Speaker
Description
Empirical Mode Decomposition (EMD) is an effective tool for the analysis of non-linear and non-stationary signals, which has been widely used in various application fields for noise reduction, feature extraction and classification. Due to its adaptive and data-driven nature, it has been introduced to electroencephalography (EEG) analysis to extract more accurate information in time-frequency, phase coherence and brain connectivity analysis. EMD method decomposes signal into several narrow band oscillatory mode components, known as Intrinsic Mode Functions (IMFs). Despite its advantage and importance, using EMD in signal processing is problematic as the algorithm is computationally very expensive. For high-density, high-resolution EEG measurements, the runtime can easily reach several hours.

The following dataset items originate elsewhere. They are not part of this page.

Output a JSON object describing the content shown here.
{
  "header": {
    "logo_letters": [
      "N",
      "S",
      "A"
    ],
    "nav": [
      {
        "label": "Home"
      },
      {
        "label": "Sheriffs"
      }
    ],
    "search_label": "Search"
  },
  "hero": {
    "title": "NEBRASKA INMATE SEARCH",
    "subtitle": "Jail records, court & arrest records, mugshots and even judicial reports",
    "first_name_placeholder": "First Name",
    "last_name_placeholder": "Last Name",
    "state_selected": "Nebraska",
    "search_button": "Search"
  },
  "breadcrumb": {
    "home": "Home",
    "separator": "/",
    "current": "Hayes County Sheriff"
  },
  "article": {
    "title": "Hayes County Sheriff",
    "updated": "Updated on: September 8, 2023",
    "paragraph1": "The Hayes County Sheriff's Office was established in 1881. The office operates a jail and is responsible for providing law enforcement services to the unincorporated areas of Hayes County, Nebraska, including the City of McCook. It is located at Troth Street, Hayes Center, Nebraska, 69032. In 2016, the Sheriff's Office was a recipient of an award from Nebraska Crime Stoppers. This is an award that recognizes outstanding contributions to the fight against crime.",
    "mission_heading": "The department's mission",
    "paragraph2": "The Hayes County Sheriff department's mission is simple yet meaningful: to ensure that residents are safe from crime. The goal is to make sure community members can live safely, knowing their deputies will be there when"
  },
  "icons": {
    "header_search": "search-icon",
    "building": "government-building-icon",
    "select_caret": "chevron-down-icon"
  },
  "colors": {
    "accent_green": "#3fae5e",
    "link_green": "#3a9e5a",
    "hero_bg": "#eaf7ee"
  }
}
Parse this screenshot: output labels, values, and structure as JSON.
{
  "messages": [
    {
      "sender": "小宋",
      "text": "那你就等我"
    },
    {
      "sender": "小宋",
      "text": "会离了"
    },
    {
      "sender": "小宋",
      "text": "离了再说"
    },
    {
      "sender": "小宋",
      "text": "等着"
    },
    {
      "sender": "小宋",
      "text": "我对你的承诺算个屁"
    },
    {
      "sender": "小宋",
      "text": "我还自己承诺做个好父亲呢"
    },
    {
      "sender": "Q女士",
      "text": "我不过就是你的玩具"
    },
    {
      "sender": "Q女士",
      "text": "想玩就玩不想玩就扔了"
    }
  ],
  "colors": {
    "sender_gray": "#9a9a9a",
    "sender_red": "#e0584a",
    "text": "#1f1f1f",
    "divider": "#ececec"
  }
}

Over the past decade, several variants of the EMD method have been proposed, including Multivariate Empirical Mode Decomposition (MEMD). MEMD focuses on the empirical mode decomposition process of multi-channel signals, it treats the input signal as a multivariate signal in a high-dimensional space. By projecting the signal onto each direction vector and calculating the multivariate envelopes and IMFs, the synchronous decomposition of the multichannel signal can be realized. However, multi-channel signals will bring a heavier workload which makes MEMD computationally even more expensive.
In this talk, we will describe the implementation strategy and details of a parallel CUDA MEMD algorithm. We will start with an overview of the numerical steps of MEMD, then the details of the parallelization steps, including direction vector generation, signal projection, extrema detection and selection, and the cubic spline interpolation, etc. Compared with MEMD implementation in the MATLAB-based EMDLAB toolbox, our GPU parallel version achieves about 150x performance improvement reducing execution time from hours to minutes.